Tukes, the student who was shot dead over his mobile phone at the weekend, was just one of thousands of victims of a routine robbery in South Africa.
The University of Pretoria confirmed the death, which happened in the early hours of Saturday morning in Hatfield, near Tuxdorp Residence.
According to police crime statistics for the first quarter of the financial year, common robberies reported in the first half of 2022 fell by 1% to 10,565 cases reported this year, compared to 10,701 reported in the same period last year.
Gauteng Police spokesperson Captain Mawela Masondo confirmed that the two suspects, aged 38 and 33, appeared in the Pretoria Magistrate’s Court on Monday charged with murder, armed robbery and possession of unlicensed firearms and ammunition in connection with the student’s murder.
Security expert Dr Johan Burger said the biggest problem, as with many other crimes, was the market for the products.
“A mobile phone is relatively small and can be easily hidden by a criminal after a robbery. Then it will be possible to sell it to a willing buyer at a price significantly lower than its value. Both sides scored,” he said.
Burger said that in addition to criminal syndicates that focus on these types of products, high unemployment and rising poverty have contributed greatly to the problem.
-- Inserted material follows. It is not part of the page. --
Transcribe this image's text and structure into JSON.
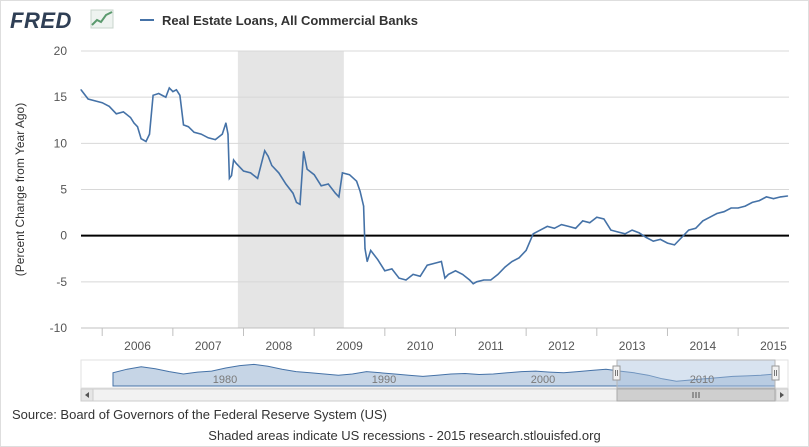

“Victims usually act instinctively to protect their property. A mobile phone is their connection to their family and circle of friends. “For a criminal, this is a source of income for which he does not want to go to prison. Therefore, he will respond with violence to any resistance to his attack or attempted arrest. His life is worth much more to him than the life of his victim,” he said.
Burger said that people should accept this reality and preferably not use mobile phones in public places where they can be seen.
“If you must use it, move to a place where you are less exposed to such a threat. If you encounter a criminal during a robbery, the best advice is to always do what he asks.
Generally, the criminal is satisfied when he has what he is looking for and will leave you alone,” he said.
Burger said the inconvenience and loss of cell phones, wallets and money is not worth your life.
University of Limpopo criminologist Professor Jaco Barkhuizen said the student’s killing was shocking but not surprising.
“All smartphones are expensive. In our digital age, we keep all our information on our phones, photos, emails, bank accounts, IDs and passports. It is the same as a handbag; it’s personal and a lot of people work on their phones.
It has become an extension of itself, especially the smartphone… “As we have seen in recent crime statistics, crimes against the person are shooting through the roof.
There is nothing to keep people safe on social media. Due to the lack of boots on the ground, people have a high tendency to become victims of crime.
“It was terrible that a person with such potential was killed for something as small as a mobile phone.”